35 communities join Neighborly accelerator for community broadband
- Seeking to expand broadband access to the 19 million Americans that lack sufficient connections, 35 communities across 18 states have joined the Neighborly Community Broadband Accelerator.
- Participants will be led through the full process of creating a broadband network, including an education curriculum in collaboration with private sector partners and nonprofits like Next Century Cities and the Institute for Local Self Reliance. Neighborly will also offer participants financing at a competitive rate cost to help jumpstart construction.
- Due to heavy interest with more than 100 applicants, Neighborly expanded the cohort size to include 35 communities.
The broadband project is an expansion for Neighborly, the San Francisco-based firm offering communities help in finding capital for traditional infrastructure projects such as transportation and building. Broadband networks are "the modern equivalent of bridges and the water system," the company says on its website, adding they will "provide the foundation for all next-generation infrastructure" such as microgrids and connected infrastructure.

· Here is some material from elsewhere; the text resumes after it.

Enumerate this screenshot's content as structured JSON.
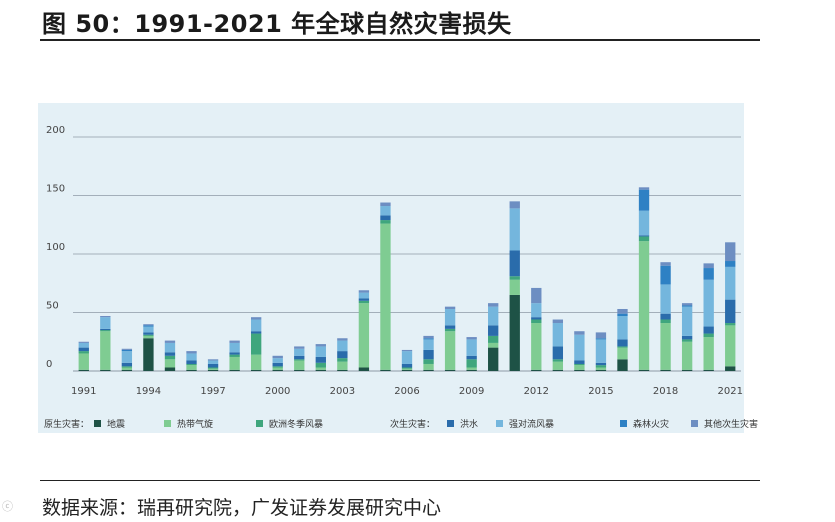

While federal officials have focused plenty of attention on the lack of broadband access in rural communities, making it a key piece of President Trump’s infrastructure plan, city officials are also looking at the digital divide in their own communities. While access to infrastructure remains a key barrier for some communities — and is a concern as telecoms look to build out 5G networks that could bypass some already disconnected neighborhoods — others have looked at other solutions. For example, Louisville, KY made sure citizens knew about discounted rates, donated computers to needy families and brought tech events into traditionally underserved neighborhoods.
The communities in the Neighborly cohort represent a mix of rural, mid-sized and large cities, from Cleveland, OH to Laramie, WY. The geographic diversity was deliberate, but also reflects the range of broadband needs around the country.
Municipal broadband networks are catching on, and in some cases have outperformed larger networks. In the latest annual survey from PCMag, NextLight, an Internet service provider owned and managed by the city of Longmont, CO, notched the nation’s highest speed.